Alzheimer: famiglie sempre più sole

Alzheimer: famiglie sempre più sole

Alzheimer: famiglie sempre più sole
Sono quasi sempre familiari e dedicano 12 ore al giorno ai malati. Uno studio presentato nel corso dell’XI Congresso Nazionale dell’Associazione Italiana di Psicogeriatria mostra come la disponibilità di nuovi farmaci possa dare una mano.
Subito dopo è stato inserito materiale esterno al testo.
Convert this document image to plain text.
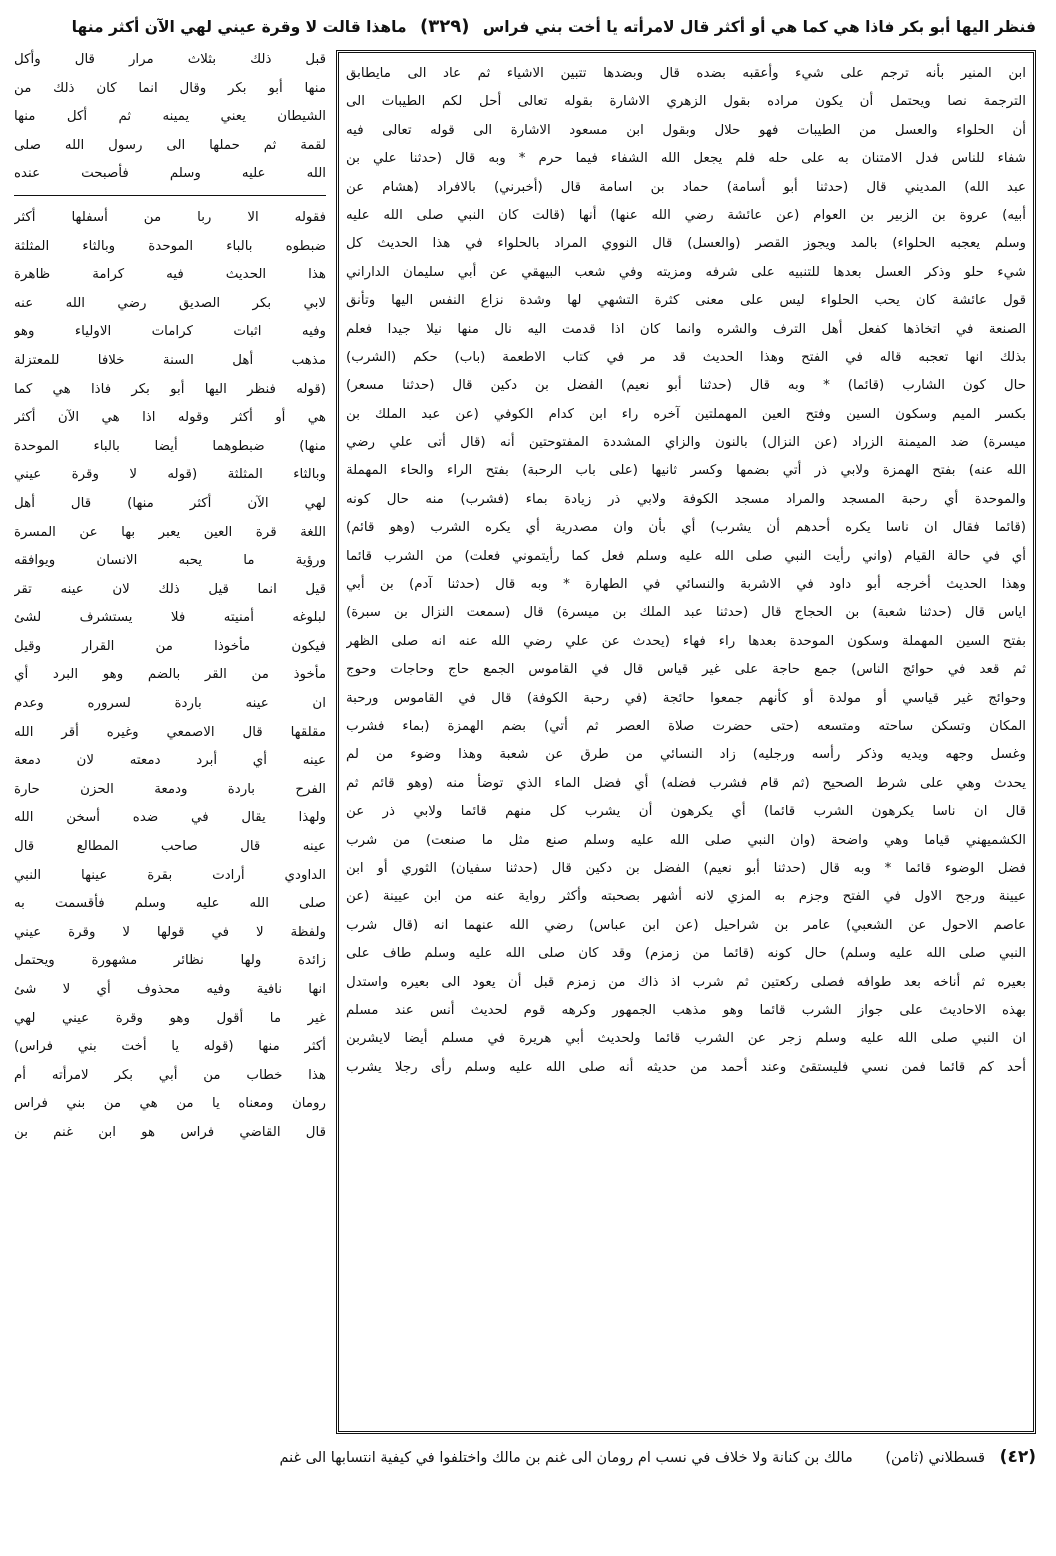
فنظر اليها أبو بكر فاذا هي كما هي أو أكثر قال لامرأته يا أخت بني فراس (٣٢٩) ماهذا قالت لا وقرة عيني لهي الآن أكثر منها
ابن المنير بأنه ترجم على شيء وأعقبه بضده قال وبضدها تتبين الاشياء ثم عاد الى مايطابق
الترجمة نصا ويحتمل أن يكون مراده بقول الزهري الاشارة بقوله تعالى أحل لكم الطيبات الى
أن الحلواء والعسل من الطيبات فهو حلال وبقول ابن مسعود الاشارة الى قوله تعالى فيه
شفاء للناس فدل الامتنان به على حله فلم يجعل الله الشفاء فيما حرم * وبه قال (حدثنا علي بن
عبد الله) المديني قال (حدثنا أبو أسامة) حماد بن اسامة قال (أخبرني) بالافراد (هشام عن
أبيه) عروة بن الزبير بن العوام (عن عائشة رضي الله عنها) أنها (قالت كان النبي صلى الله عليه
وسلم يعجبه الحلواء) بالمد ويجوز القصر (والعسل) قال النووي المراد بالحلواء في هذا الحديث كل
شيء حلو وذكر العسل بعدها للتنبيه على شرفه ومزيته وفي شعب البيهقي عن أبي سليمان الداراني
قول عائشة كان يحب الحلواء ليس على معنى كثرة التشهي لها وشدة نزاع النفس اليها وتأنق
الصنعة في اتخاذها كفعل أهل الترف والشره وانما كان اذا قدمت اليه نال منها نيلا جيدا فعلم
بذلك انها تعجبه قاله في الفتح وهذا الحديث قد مر في كتاب الاطعمة (باب) حكم (الشرب)
حال كون الشارب (قائما) * وبه قال (حدثنا أبو نعيم) الفضل بن دكين قال (حدثنا مسعر)
بكسر الميم وسكون السين وفتح العين المهملتين آخره راء ابن كدام الكوفي (عن عبد الملك بن
ميسرة) ضد الميمنة الزراد (عن النزال) بالنون والزاي المشددة المفتوحتين أنه (قال أتى علي رضي
الله عنه) بفتح الهمزة ولابي ذر أتي بضمها وكسر ثانيها (على باب الرحبة) بفتح الراء والحاء المهملة
والموحدة أي رحبة المسجد والمراد مسجد الكوفة ولابي ذر زيادة بماء (فشرب) منه حال كونه
(قائما فقال ان ناسا يكره أحدهم أن يشرب) أي بأن وان مصدرية أي يكره الشرب (وهو قائم)
أي في حالة القيام (واني رأيت النبي صلى الله عليه وسلم فعل كما رأيتموني فعلت) من الشرب قائما
وهذا الحديث أخرجه أبو داود في الاشربة والنسائي في الطهارة * وبه قال (حدثنا آدم) بن أبي
اياس قال (حدثنا شعبة) بن الحجاج قال (حدثنا عبد الملك بن ميسرة) قال (سمعت النزال بن سبرة)
بفتح السين المهملة وسكون الموحدة بعدها راء فهاء (يحدث عن علي رضي الله عنه انه صلى الظهر
ثم قعد في حوائج الناس) جمع حاجة على غير قياس قال في القاموس الجمع حاج وحاجات وحوج
وحوائج غير قياسي أو مولدة أو كأنهم جمعوا حائجة (في رحبة الكوفة) قال في القاموس ورحبة
المكان وتسكن ساحته ومتسعه (حتى حضرت صلاة العصر ثم أتي) بضم الهمزة (بماء فشرب
وغسل وجهه ويديه وذكر رأسه ورجليه) زاد النسائي من طرق عن شعبة وهذا وضوء من لم
يحدث وهي على شرط الصحيح (ثم قام فشرب فضله) أي فضل الماء الذي توضأ منه (وهو قائم ثم
قال ان ناسا يكرهون الشرب قائما) أي يكرهون أن يشرب كل منهم قائما ولابي ذر عن
الكشميهني قياما وهي واضحة (وان النبي صلى الله عليه وسلم صنع مثل ما صنعت) من شرب
فضل الوضوء قائما * وبه قال (حدثنا أبو نعيم) الفضل بن دكين قال (حدثنا سفيان) الثوري أو ابن
عيينة ورجح الاول في الفتح وجزم به المزي لانه أشهر بصحبته وأكثر رواية عنه من ابن عيينة (عن
عاصم الاحول عن الشعبي) عامر بن شراحيل (عن ابن عباس) رضي الله عنهما انه (قال شرب
النبي صلى الله عليه وسلم) حال كونه (قائما من زمزم) وقد كان صلى الله عليه وسلم طاف على
بعيره ثم أناخه بعد طوافه فصلى ركعتين ثم شرب اذ ذاك من زمزم قبل أن يعود الى بعيره واستدل
بهذه الاحاديث على جواز الشرب قائما وهو مذهب الجمهور وكرهه قوم لحديث أنس عند مسلم
ان النبي صلى الله عليه وسلم زجر عن الشرب قائما ولحديث أبي هريرة في مسلم أيضا لايشربن
أحد كم قائما فمن نسي فليستقئ وعند أحمد من حديثه أنه صلى الله عليه وسلم رأى رجلا يشرب
قبل ذلك بثلاث مرار قال وأكل
منها أبو بكر وقال انما كان ذلك من
الشيطان يعني يمينه ثم أكل منها
لقمة ثم حملها الى رسول الله صلى
الله عليه وسلم فأصبحت عنده
فقوله الا ربا من أسفلها أكثر
ضبطوه بالباء الموحدة وبالثاء المثلثة
هذا الحديث فيه كرامة ظاهرة
لابي بكر الصديق رضي الله عنه
وفيه اثبات كرامات الاولياء وهو
مذهب أهل السنة خلافا للمعتزلة
(قوله فنظر اليها أبو بكر فاذا هي كما
هي أو أكثر وقوله اذا هي الآن أكثر
منها) ضبطوهما أيضا بالباء الموحدة
وبالثاء المثلثة (قوله لا وقرة عيني
لهي الآن أكثر منها) قال أهل
اللغة قرة العين يعبر بها عن المسرة
ورؤية ما يحبه الانسان ويوافقه
قيل انما قيل ذلك لان عينه تقر
لبلوغه أمنيته فلا يستشرف لشئ
فيكون مأخوذا من القرار وقيل
مأخوذ من القر بالضم وهو البرد أي
ان عينه باردة لسروره وعدم
مقلقها قال الاصمعي وغيره أقر الله
عينه أي أبرد دمعته لان دمعة
الفرح باردة ودمعة الحزن حارة
ولهذا يقال في ضده أسخن الله
عينه قال صاحب المطالع قال
الداودي أرادت بقرة عينها النبي
صلى الله عليه وسلم فأقسمت به
ولفظة لا في قولها لا وقرة عيني
زائدة ولها نظائر مشهورة ويحتمل
انها نافية وفيه محذوف أي لا شئ
غير ما أقول وهو وقرة عيني لهي
أكثر منها (قوله يا أخت بني فراس)
هذا خطاب من أبي بكر لامرأته أم
رومان ومعناه يا من هي من بني فراس
قال القاضي فراس هو ابن غنم بن
(٤٢) قسطلاني (ثامن) مالك بن كنانة ولا خلاف في نسب ام رومان الى غنم بن مالك واختلفوا في كيفية انتسابها الى غنم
Sono 600 mila i malati di Alzheimer in Italia. E per ciascuno di essi c’è una persona che se ne prende cura per almeno 12 ore al giorno. In oltre il 95% dei casi a svolgere il ruolo di caregiver è un familiare del malato, un figlio nella metà dei casi. Nel 72 per cento dei casi si tratta di una donna. È su loro che grava il carico della malattia, tanto che in tre casi su quattro spetta al caregiver anche la gestione dell’attività terapeutica, in prima analisi quella farmacologica.Sono questi i dati preliminari dello studio Axept presentati nel corso dell’XI Congresso Nazionale dell’Associazione Italiana di Psicogeriatria appena conclusosi a Gardone Riviera (BS).
Lo Studio Axept, un importante progetto europeo promosso da Novartis, che ha coinvolto oltre 2.000 pazienti e relativi caregiver (la metà dei quali italiani), conferma che le famiglie si trovano ad affrontare da sole questo peso sociale, psicologico ed economico e , anche per gli aspetti più critici come la gestione della terapia. Il sostegno pubblico è in ritardo, con la malattia ancora considerata come il prezzo da pagare alla longevità, ma non una vera e propria patologia da trattare con tutte le risorse possibili, mediche, farmacologiche e non farmacologiche.
“I dati statistici della Linea Verde Alzheimer (800 679679) dell’AIMA [Associazione Italiana Malattia di Alzheimer] offrono uno spaccato drammatico della vita delle famiglie sulle quali, senza competenze e senza strumenti, è riversata tutta la responsabilità della cura del paziente”, ha commentato Patrizia Spadin, presidente dell’associazione. “In questo quadro, la gestione della terapia ha un peso rilevante nella routine quotidiana del caregiver che non ha gli strumenti per un approccio competente all’uso dei farmaci. L’unico dato che il caregiver può rilevare è quello relativo al benessere del paziente, ma al di là di questo, che la terapia sia efficace o meno, il caregiver non ha nessuno a cui rivolgersi, essendo le Unità di Valutazione Alzheimer oberate di lavoro e il medico di famiglia non sufficientemente competente”.
Per questo anche le più piccole innovazioni terapeutiche che consentano una maggiore “maneggevolezza” della terapia sono le benvenute, dal momento che consentono una maggiore aderenza alla terapia da parte del malato e uno sgravio per il caregiver.
Il cerotto transdermico a base di rivastigmina, per esempio, ha spiegato Roberto Bernabei, direttore del Dipartimento di Scienze Gerontologiche, Geriatriche e Fisiatriche dell’Università Cattolica del Sacro Cuore di Roma, “rispetto alla terapia orale, permette un più efficace trattamento dell’Alzheimer e rappresenta un aiuto concreto sia per i pazienti che per i caregiver, in quanto evita dimenticanze, dubbi ed errori connessi alla gestione di molte pillole e procedure nell’arco della giornata”.
I dati preliminari dello Studio Axept dimostrano per la prima volta come una terapia più maneggevole favorisca la compliance del paziente e influisca positivamente anche sulle persone che lo assistono: nello studio, i livelli di aderenza alla terapia dei pazienti e di soddisfazione dichiarati dai caregiver sono risultati significativamente superiori nel caso della formulazione in cerotto rispetto alla terapia orale.
Le interviste ai caregiver dimostrano che ben il 78% non è preoccupato per l’assunzione del farmaco per via transdermica e il 93% non ha alcuna difficoltà nella somministrazione del farmaco per via transdermica.